Kedua, peristiwa salah tangkap yang terjadi pada hari Selasa, 30 Januari 2024, korban AAP ditangkap oleh Polres Kabupaten Gorontalo dan kemudian dituduh terlibat perkelahian di salah satu kampus di daerah Limboto, Gorontalo. Korban tidak hanya menjadi korban salah tangkap, namun juga mengalami tindak penyiksaan oleh oknum anggota Kepolisian. Akibatnya korban mengalami luka memar yang cukup parah di area mata sebelah kiri. Atas peristiwa ini, pihak keluarga AAP telah melaporkan tindakan oknum Kepolisian tersebut ke Polda Gorontalo.

Ketiga, Peristiwa salah tembak terjadi pada hari Selasa, 30 Januari 2024 silam yang dialami oleh SM yang merupakan mahasiswa dari STIE 66 Kendari. Berdasarkan informasi yang kami dapatkan, SM menjadi korban salah tembak saat anggota Ditresnarkoba Polda Sultra hendak menangkap bandar sabu. Ketika itu korban sedang dalam perjalanan pulang kembali ke rumahnya menggunakan mobil bersama dengan 2 rekannya. Mobil yang korban naiki ketika itu berhenti yang SPBU yang terletak di daerah Baruga, dekat dengan Mako Brimob Polda Sultra. Pelaku ketika itu mencoba kabur menggunakan mobil yang ditumpangi oleh korban SM. Pihak Kepolisian selanjutnya mencoba menghentikan pergerakan pelaku dengan melakukan penembakan namun tembakan tersebut justru mengenai bahu korban SM. Akibat hal tersebut, korban selanjutnya dilarikan ke rumah sakit untuk mendapatkan perawatan. Keluarga korban akhirnya melaporkan peristiwa ini ke Propam Polda Sultra.

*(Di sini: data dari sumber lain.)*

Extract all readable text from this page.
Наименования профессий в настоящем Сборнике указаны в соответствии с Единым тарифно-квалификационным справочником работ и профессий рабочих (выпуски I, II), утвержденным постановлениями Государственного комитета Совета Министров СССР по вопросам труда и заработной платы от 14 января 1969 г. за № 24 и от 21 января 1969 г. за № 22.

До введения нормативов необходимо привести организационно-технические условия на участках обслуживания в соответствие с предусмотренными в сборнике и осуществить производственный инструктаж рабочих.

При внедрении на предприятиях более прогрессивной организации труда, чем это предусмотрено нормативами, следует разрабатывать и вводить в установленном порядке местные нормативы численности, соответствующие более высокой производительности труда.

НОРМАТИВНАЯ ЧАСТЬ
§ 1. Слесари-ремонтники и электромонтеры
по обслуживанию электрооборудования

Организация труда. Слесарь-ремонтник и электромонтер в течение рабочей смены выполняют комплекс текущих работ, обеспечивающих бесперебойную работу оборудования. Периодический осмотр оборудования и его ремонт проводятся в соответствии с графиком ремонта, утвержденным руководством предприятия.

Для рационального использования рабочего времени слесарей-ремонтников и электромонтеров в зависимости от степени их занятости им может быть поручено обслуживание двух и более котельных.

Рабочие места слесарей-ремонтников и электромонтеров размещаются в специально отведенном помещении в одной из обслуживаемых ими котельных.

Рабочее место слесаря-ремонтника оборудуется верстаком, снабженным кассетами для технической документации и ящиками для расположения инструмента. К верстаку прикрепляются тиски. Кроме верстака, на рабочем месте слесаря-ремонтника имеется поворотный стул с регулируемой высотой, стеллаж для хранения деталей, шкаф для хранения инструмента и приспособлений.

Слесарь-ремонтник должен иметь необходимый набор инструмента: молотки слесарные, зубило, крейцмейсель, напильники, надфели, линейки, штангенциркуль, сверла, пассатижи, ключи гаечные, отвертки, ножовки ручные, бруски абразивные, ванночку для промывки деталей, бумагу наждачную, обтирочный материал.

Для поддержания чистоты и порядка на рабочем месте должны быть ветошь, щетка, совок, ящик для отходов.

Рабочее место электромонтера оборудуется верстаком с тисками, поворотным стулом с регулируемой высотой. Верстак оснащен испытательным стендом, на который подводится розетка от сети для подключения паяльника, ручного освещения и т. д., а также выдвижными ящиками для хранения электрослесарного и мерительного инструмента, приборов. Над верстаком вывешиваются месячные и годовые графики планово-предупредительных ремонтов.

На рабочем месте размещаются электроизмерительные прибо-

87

Keempat, kembali peristiwa salah tangkap yang dialami oleh sepasang suami istri atas nama Subur dan Titin pada tanggal 7 Februari 2024. Ketika itu kedua korban tersebut hendak mengisi bahan bakar kendaraannya di SPBU yang terletak di Jalan Raya Pasir Angin, Kecamatan Cileungsi, Kabupaten Bogor. Tiba-tiba saja beberapa oknum anggota Kepolisian yang terdiri dari 5 unit mobil mendatangi kendaraan korban dan langsung menyergap korban dengan menodongkan pistol. Selanjutnya korban dipaksa untuk mengakui bahwa mereka merupakan anggota dari sindikat perampokan yang terjadi di Rancabungur, Kabupaten Bogor. Setelah mengetahui bahwa mereka telah salah dalam menangkap tersangka, akhirnya Subur dan Titin ditinggal begitu saja tanpa ada penjelasan lebih lanjut. Pasca peristiwa tersebut korban langsung melapor ke Polsek Cileungsi.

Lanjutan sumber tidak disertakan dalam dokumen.